A quien no le gusta un trozo de pan calentito con una buena
mantequilla? Y si es casera mucho mejor. Hacer mantequilla casera es super
fácil y el resultado es una mantequilla riquísima sin conservantes ni
colorantes, mucho más sana que las compradas. El inconveniente que tiene es no
puedes conservarla por largo tiempo. Aun que en mi casa no da tiempo a que se
estropee jejejeje.
Y con el buttermilk (suero de mantequilla) obtenido ya se me
ocurrirá algo en que usarlo.
Os animo a que proveis a prepararla en
casa, ya veréis como os gusta y la preparareis más de una vez.
Ingredientes:
Nata líquida 35% de materia grasa como mínimo
Sal si se quiere hacer salada
Una batidora
Un colador de rejilla fina
Preparación:
En un bol poner la nata y la sal y empezar a batir.
Primero se tendrá una nata montada, a medida que sigáis
batiendo cada vez se volverá más grumosa y se volverá amarillenta, eso es señal
que está casi terminada. Seguimos batiendo y de repente se separará la parte grasa del líquido, salpica
mucho, hay que tener cuidado.
Es el momento de colarla, en un bol poner el colador y colar,
exprimirla bien para que suelte todo el suero. No tiréis este suero.

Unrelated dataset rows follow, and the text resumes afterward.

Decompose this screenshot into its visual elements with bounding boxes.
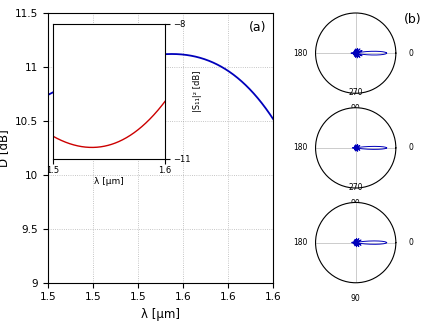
Text: (b): (b) (404, 13, 422, 26)
X-axis label: λ [μm]: λ [μm] (141, 308, 180, 321)
Text: (a): (a) (249, 21, 266, 34)
Y-axis label: D [dB]: D [dB] (0, 129, 10, 167)
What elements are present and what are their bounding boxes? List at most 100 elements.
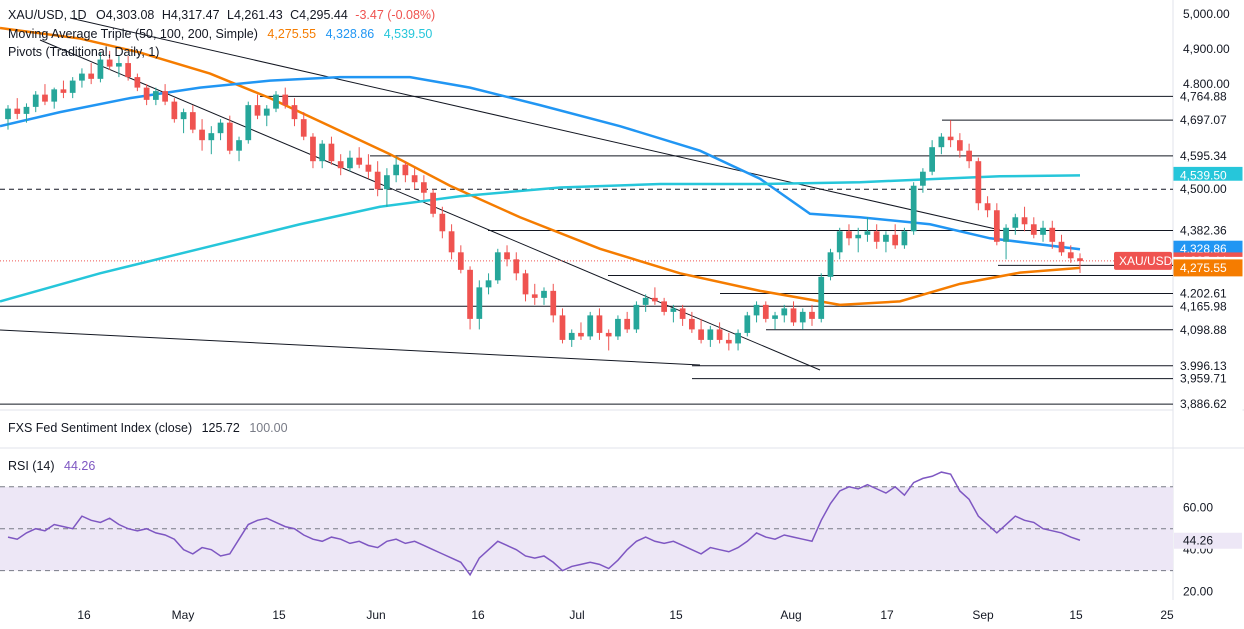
candle[interactable] <box>910 185 917 232</box>
candle[interactable] <box>79 73 85 81</box>
candle[interactable] <box>328 143 335 162</box>
candle[interactable] <box>171 101 178 120</box>
candle[interactable] <box>1003 227 1009 242</box>
candle[interactable] <box>624 318 631 330</box>
candle[interactable] <box>892 234 899 246</box>
candle[interactable] <box>781 308 788 316</box>
symbol-price-tag[interactable] <box>1114 251 1172 270</box>
candle[interactable] <box>836 231 843 253</box>
candle[interactable] <box>883 234 889 242</box>
candle[interactable] <box>550 290 557 316</box>
level-tag[interactable] <box>1173 259 1243 277</box>
candle[interactable] <box>189 112 196 130</box>
candle[interactable] <box>615 318 621 337</box>
candle[interactable] <box>23 106 30 114</box>
rsi-pane[interactable] <box>0 471 1173 577</box>
price-pane[interactable] <box>0 0 1244 600</box>
candle[interactable] <box>920 171 926 186</box>
rsi-value-tag[interactable] <box>1174 532 1242 549</box>
candle[interactable] <box>485 280 492 288</box>
candle[interactable] <box>772 315 778 319</box>
level-tag[interactable] <box>1173 180 1243 198</box>
candle[interactable] <box>384 175 390 190</box>
candle[interactable] <box>60 89 67 93</box>
candle[interactable] <box>152 91 159 100</box>
candle[interactable] <box>69 80 76 93</box>
candle[interactable] <box>799 311 806 323</box>
candle[interactable] <box>864 231 871 235</box>
candle[interactable] <box>698 329 704 340</box>
level-tag[interactable] <box>1173 147 1243 165</box>
candle[interactable] <box>402 164 409 176</box>
candle[interactable] <box>855 234 862 239</box>
candle[interactable] <box>273 94 279 109</box>
candle[interactable] <box>1040 227 1046 235</box>
candle[interactable] <box>827 252 834 277</box>
candle[interactable] <box>162 91 168 102</box>
candle[interactable] <box>457 252 464 270</box>
level-tag[interactable] <box>1173 395 1243 413</box>
candle[interactable] <box>1067 252 1074 259</box>
candle[interactable] <box>504 252 510 260</box>
candle[interactable] <box>5 108 11 120</box>
candle[interactable] <box>88 73 95 79</box>
candle[interactable] <box>365 164 372 172</box>
candle[interactable] <box>347 157 353 169</box>
candle[interactable] <box>735 332 741 344</box>
candle[interactable] <box>319 143 326 162</box>
candle[interactable] <box>300 119 307 137</box>
candle[interactable] <box>494 252 501 281</box>
price-axis[interactable]: 5,000.00 4,900.00 4,800.004,764.88 4,697.07… <box>1114 7 1243 599</box>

Y ahora lavarla en un bol con agua bien fría para quitar los
restos de suero, hasta que salga el agua limpia. Dejar escurrir un rato y darle
forma en un molde, o formar un rulo o cilindro o lo que mas os guste.
Una vez que esté lavada podéis ponerle hierbas u otros
ingredientes y así hacer mantequillas de sabores.
Consejos:
La nata cuanta más materia grasa tenga será mucho mejor.
El líquido sobrante es el
famoso buttermilk que sirve para hacer bizcochos y repostería.
Y este es le suero (buttermilk) obtenido, con el que se pueden hacer bizcochos, muffins, etc.